Augmentative and alternative communication devices with digitized or synthesized speech output are considered medically necessary when all of the following criteria A through C are met, and when applicable, criteria D or E are met:

  1. The device has been recommended by the individual’s physician and licensed speech language pathologist who have each conducted and documented a thorough assessment which includes all of the following information:
    1. Medical diagnosis, physiological description of the underlying disorder, description of functional limitation, nature and severity of speech or communication impairment, and prognosis for improvement (or deterioration); and
    2. Medical justification for the device and documentation that a non-electronic communication device (such as a communication board) is inadequate to meet the individual’s functional communication needs; and
    3. Therapeutic history including speech, occupational, or physical therapies as appropriate; and
    4. Documentation of the cognitive ability to utilize the selected device including, when appropriate, results of at least one validated cognitive and/or developmental test; and
    5. Documentation of the visual, auditory, language and motor ability to utilize the selected device including results of any test(s) performed; and
    6. Documentation of the specific daily functional communication needs including number of words or sounds used without a device at baseline; and
    7. Expected functional communication goals with the device; and
    8. Plan of care for the device including: anticipated training needs for the individual and caregiver(s), programming needs and planned evaluations; AND
  2. The individual has severe expressive speech impairment and alternative natural communication methods such as writing or sign language are not feasible or are inadequate for that individual’s daily functional communication needs; AND
  3. The individual has tested the device, has demonstrated the ability to use the device and there is documentation of the rationale for the specific device selected which should include the following elements:
    1. Duration of device trial (number of trials and length of sessions, total duration in days); and
    2. Communication task(s) evaluated (such as initiating communication, responding to questions, making requests, effectively expressing wants, needs, and ideas, participating in conversations); and
    3. Language functions evaluated (such as making requests, initiating and responding to greetings, expressing feelings, and asking basic/functional questions); and
    4. Type and number of symbols/pictures and/or words used with each device trial; and
    5.  Extent to which individual can independently navigate the device.
  4. If the individual has a degenerative disease causing the speech impairment, the communication device selected should be capable of modifications necessary to meet the individual’s anticipated needs.
  5. If the individual is preliterate, the device should be capable of modifications such as spelling and text capabilities to meet the individuals anticipated learning potential.

Accessories are considered medically necessary if criteria for the base device are met and the medical necessity for each accessory is clearly documented in the formal evaluation by the speech language pathologist.
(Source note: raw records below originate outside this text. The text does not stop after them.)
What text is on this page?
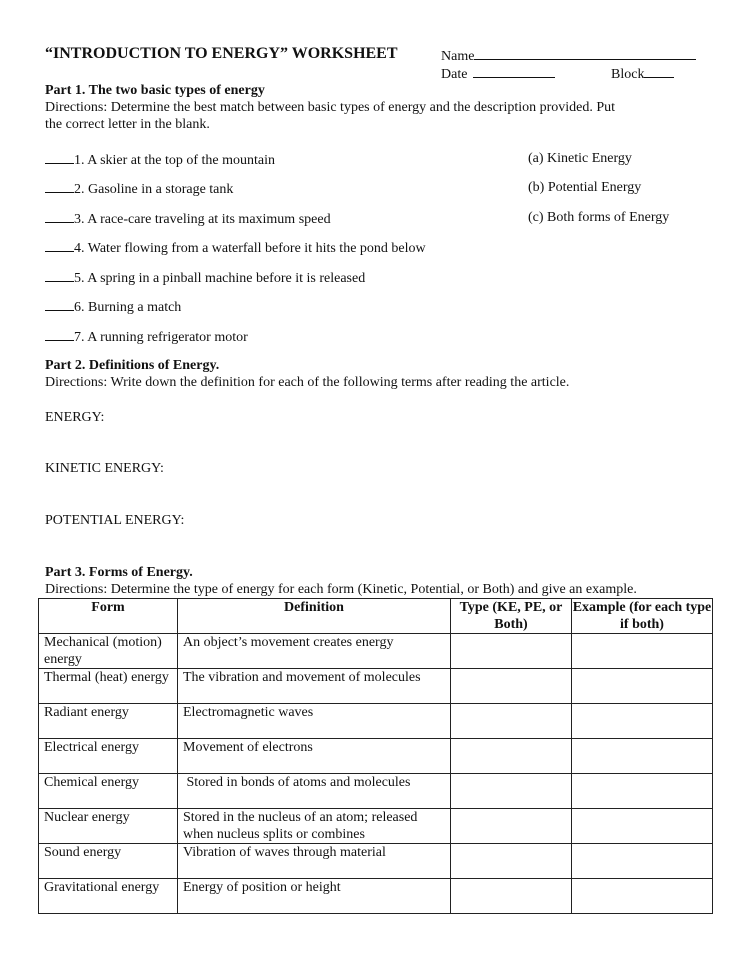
“INTRODUCTION TO ENERGY” WORKSHEET	Name
Date	Block
Part 1. The two basic types of energy
Directions: Determine the best match between basic types of energy and the description provided. Put
the correct letter in the blank.
1. A skier at the top of the mountain
2. Gasoline in a storage tank
3. A race-care traveling at its maximum speed
4. Water flowing from a waterfall before it hits the pond below
5. A spring in a pinball machine before it is released
6. Burning a match
7. A running refrigerator motor
(a) Kinetic Energy
(b) Potential Energy
(c) Both forms of Energy
Part 2. Definitions of Energy.
Directions: Write down the definition for each of the following terms after reading the article.
ENERGY:
KINETIC ENERGY:
POTENTIAL ENERGY:
Part 3. Forms of Energy.
Directions: Determine the type of energy for each form (Kinetic, Potential, or Both) and give an example.
Form	Definition	Type (KE, PE, or Both)	Example (for each type if both)
Mechanical (motion) energy	An object’s movement creates energy		
Thermal (heat) energy	The vibration and movement of molecules		
Radiant energy	Electromagnetic waves		
Electrical energy	Movement of electrons		
Chemical energy	Stored in bonds of atoms and molecules		
Nuclear energy	Stored in the nucleus of an atom; released when nucleus splits or combines		
Sound energy	Vibration of waves through material		
Gravitational energy	Energy of position or height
For any subsequent upgrade of equipment or accessories to a previously issued device, information regarding the functional benefit to the individual of the upgrade compared to the initially provided device must be submitted to demonstrate medical necessity.
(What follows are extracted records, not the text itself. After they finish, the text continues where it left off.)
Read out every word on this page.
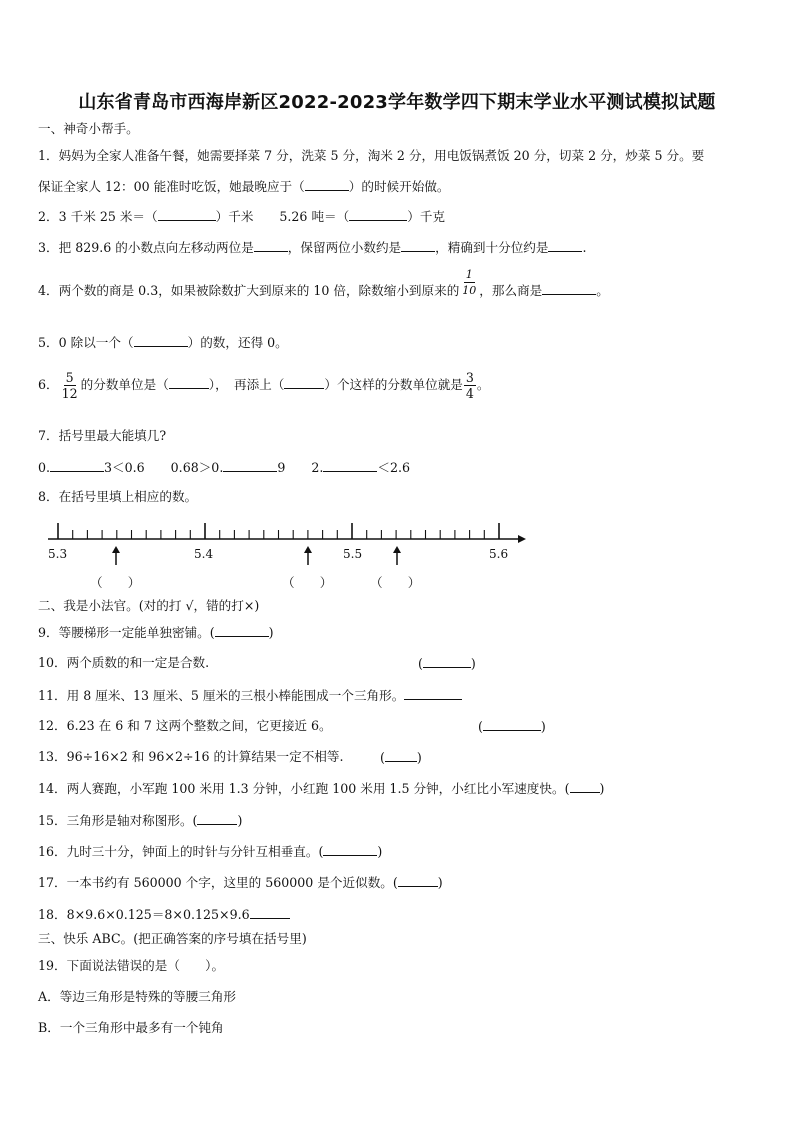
山东省青岛市西海岸新区2022-2023学年数学四下期末学业水平测试模拟试题
一、神奇小帮手。
1．妈妈为全家人准备午餐，她需要择菜 7 分，洗菜 5 分，淘米 2 分，用电饭锅煮饭 20 分，切菜 2 分，炒菜 5 分。要
保证全家人 12：00 能准时吃饭，她最晚应于（	）的时候开始做。
2．3 千米 25 米＝（	）千米 5.26 吨＝（	）千克
3．把 829.6 的小数点向左移动两位是	，保留两位小数约是	，精确到十分位约是	.
4．两个数的商是 0.3，如果被除数扩大到原来的 10 倍，除数缩小到原来的 $\frac{1}{10}$ ，那么商是	。
5．0 除以一个（	）的数，还得 0。
6． $\frac{5}{12}$ 的分数单位是（	），　再添上（	）个这样的分数单位就是 $\frac{3}{4}$ 。
7．括号里最大能填几?
0.	3＜0.6 0.68＞0.	9 2.	＜2.6
8．在括号里填上相应的数。
5.3	5.4	5.5	5.6
（　　）	（　　）	（　　）
二、我是小法官。(对的打 √，错的打×)
9．等腰梯形一定能单独密铺。(	)
10．两个质数的和一定是合数.	(	)
11．用 8 厘米、13 厘米、5 厘米的三根小棒能围成一个三角形。
12．6.23 在 6 和 7 这两个整数之间，它更接近 6。	(	)
13．96÷16×2 和 96×2÷16 的计算结果一定不相等.	(	)
14．两人赛跑，小军跑 100 米用 1.3 分钟，小红跑 100 米用 1.5 分钟，小红比小军速度快。( )
15．三角形是轴对称图形。(	)
16．九时三十分，钟面上的时针与分针互相垂直。(	)
17．一本书约有 560000 个字，这里的 560000 是个近似数。(	)
18．8×9.6×0.125＝8×0.125×9.6
三、快乐 ABC。(把正确答案的序号填在括号里)
19．下面说法错误的是（　　）。
A．等边三角形是特殊的等腰三角形
B．一个三角形中最多有一个钝角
When the above criteria A through C are met, and when applicable, criteria D or E are met, specific communication software for dedicated digitized or synthesized speech generating devices is considered medically necessary.

Not Medically Necessary:

Synthesized and digitized speech generating devices are considered not medically necessary if the above criteria are not met or if they are not primarily and customarily used to serve an augmentative communication function.

The following are considered not medically necessary:

  1. Devices that are not dedicated speech devices, but are devices that are capable of running software for purposes other than for speech generation, for example, devices that can also run a word processing program or perform other non-augmentative communication functions.
  2. Laptop, tablet or desktop computers, personal digital assistants (PDAs) or other devices which may be programmed to perform the same function as a speech generating device.